Probably a polar bear was not a good choice
for my first attempt at whittling.
A hamster would have been simpler
and avoided the multiple leg fractures..
“Don’t worry girl, no problem”, Mr Taylor said,
when I showed it to him.
“Leave it to me.
Bit o plastic wood,
That’ll soon sort it”
and it did.
The tail was more challenging.
But all was not lost, just the tail,
and I managed to convince the Examiner
that polar bears don’t have tails.
Maybe they don’t.
I’m no expert.
I progressed slowly, and probably
a rocking elephant was not the best choice
for my Final Piece.
There was a lot to cut out,
a lot of curvy bits.
The huge electric saw bench
loomed ominously in the corner.
“Don’t you go near that, girl”
cried Mr Taylor if I glanced in it’s direction.
“Here, give it here,
Leave it to me.
There you are.
Now just a bit o plastic wood...”
And then disaster!
Someone stole the rockers.
Who the fuck would steal my rockers?
They never rocked very well,
but even so, they were better than nothing.

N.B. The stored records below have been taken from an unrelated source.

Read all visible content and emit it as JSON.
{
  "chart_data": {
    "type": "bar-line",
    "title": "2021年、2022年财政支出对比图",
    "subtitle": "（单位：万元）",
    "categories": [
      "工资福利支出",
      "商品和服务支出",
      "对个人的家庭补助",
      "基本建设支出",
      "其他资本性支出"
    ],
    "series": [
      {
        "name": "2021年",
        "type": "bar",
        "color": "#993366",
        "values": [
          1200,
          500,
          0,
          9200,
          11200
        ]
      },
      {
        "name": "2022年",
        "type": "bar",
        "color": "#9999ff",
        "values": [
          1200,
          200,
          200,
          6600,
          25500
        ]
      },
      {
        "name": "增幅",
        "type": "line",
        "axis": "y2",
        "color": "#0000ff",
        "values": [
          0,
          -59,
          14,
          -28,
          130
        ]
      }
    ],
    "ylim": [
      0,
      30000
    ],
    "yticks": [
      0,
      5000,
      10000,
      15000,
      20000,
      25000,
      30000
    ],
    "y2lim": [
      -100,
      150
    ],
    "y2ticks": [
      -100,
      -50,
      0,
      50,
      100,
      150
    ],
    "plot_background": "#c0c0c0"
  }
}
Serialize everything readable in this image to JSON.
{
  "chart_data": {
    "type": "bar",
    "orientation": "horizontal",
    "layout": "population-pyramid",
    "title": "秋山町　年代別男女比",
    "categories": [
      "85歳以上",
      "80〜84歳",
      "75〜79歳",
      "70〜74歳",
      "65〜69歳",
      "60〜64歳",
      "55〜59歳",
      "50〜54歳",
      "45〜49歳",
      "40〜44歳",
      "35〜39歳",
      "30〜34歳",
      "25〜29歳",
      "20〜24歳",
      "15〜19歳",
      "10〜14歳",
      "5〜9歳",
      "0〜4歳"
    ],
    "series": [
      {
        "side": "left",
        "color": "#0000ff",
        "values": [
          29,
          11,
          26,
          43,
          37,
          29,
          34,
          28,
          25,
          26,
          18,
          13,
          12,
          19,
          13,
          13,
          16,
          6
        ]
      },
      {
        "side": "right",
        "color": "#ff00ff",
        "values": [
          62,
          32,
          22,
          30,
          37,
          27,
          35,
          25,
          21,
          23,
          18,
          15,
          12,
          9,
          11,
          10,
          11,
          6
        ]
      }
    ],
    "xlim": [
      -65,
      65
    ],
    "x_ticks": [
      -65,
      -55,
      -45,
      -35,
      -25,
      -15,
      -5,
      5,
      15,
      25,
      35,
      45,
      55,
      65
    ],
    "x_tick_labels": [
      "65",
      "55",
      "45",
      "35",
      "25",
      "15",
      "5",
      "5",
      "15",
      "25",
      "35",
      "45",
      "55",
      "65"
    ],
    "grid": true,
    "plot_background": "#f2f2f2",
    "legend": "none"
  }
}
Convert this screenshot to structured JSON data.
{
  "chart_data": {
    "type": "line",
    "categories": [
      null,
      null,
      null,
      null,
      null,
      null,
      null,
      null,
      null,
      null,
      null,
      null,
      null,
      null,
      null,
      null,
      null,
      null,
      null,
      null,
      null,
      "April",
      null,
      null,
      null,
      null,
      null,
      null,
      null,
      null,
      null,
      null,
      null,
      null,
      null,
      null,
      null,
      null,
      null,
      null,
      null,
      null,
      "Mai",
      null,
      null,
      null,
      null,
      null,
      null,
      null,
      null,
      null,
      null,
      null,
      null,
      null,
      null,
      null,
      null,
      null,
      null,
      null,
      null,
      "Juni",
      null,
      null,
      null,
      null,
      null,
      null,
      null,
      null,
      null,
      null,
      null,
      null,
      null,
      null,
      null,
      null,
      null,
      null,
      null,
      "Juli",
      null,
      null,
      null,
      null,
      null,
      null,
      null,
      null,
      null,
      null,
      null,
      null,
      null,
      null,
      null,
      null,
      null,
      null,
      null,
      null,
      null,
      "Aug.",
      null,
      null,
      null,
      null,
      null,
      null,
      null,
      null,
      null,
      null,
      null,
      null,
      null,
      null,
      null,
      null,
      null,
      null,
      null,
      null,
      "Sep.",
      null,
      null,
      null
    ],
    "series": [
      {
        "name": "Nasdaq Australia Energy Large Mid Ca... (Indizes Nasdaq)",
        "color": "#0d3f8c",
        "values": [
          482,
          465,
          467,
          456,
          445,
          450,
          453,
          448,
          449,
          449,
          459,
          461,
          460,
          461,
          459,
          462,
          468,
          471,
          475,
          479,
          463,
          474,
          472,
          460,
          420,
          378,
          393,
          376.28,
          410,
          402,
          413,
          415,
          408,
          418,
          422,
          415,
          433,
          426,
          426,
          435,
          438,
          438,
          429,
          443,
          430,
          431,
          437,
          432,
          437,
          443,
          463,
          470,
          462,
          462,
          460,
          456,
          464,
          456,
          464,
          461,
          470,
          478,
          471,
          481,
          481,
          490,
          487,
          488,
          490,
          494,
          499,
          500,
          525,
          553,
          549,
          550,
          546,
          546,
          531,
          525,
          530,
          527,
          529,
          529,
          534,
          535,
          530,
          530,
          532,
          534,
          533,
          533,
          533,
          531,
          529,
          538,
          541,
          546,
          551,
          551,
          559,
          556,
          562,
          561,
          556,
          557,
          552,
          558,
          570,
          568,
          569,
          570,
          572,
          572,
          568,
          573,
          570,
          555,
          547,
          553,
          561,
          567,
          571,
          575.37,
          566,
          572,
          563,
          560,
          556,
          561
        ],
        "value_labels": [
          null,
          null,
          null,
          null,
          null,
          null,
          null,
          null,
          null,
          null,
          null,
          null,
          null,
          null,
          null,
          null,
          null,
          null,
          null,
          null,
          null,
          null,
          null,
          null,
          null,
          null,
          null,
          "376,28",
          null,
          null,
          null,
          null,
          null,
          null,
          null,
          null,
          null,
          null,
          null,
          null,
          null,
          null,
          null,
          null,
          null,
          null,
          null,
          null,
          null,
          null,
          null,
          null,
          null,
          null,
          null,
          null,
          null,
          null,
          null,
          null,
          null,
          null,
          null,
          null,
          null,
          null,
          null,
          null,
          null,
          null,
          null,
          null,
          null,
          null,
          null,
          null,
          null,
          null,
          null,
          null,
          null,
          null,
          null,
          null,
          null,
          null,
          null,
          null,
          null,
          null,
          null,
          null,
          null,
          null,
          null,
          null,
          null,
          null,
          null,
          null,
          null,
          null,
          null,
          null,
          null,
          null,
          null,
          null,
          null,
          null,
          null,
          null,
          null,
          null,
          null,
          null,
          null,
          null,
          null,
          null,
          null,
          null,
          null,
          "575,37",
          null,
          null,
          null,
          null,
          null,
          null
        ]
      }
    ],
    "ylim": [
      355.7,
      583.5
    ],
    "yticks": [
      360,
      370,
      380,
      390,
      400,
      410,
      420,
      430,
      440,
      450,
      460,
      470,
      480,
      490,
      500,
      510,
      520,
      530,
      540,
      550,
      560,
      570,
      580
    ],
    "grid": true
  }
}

And Mr Taylor was hard pressed
to make new ones
in time for the exam,
even with multiple,
“No problem, don’t worry, girl”s,
I was concerned.
But in the end we both passed.
- Lynn White
Lynn White lives in north Wales. Her work is influenced by issues of social justice and events, places and people she has known or imagined. She is especially interested in exploring the boundaries of dream, fantasy and reality. Her poem 'A Rose For Gaza' was shortlisted for the Theatre Cloud 'War Poetry for Today' competition 2014. This and many other poems, have been widely published in recent anthologies and journals such as Apogee, Firewords, Pilcrow & Dagger, Indie Soleil, Light and Snapdragon.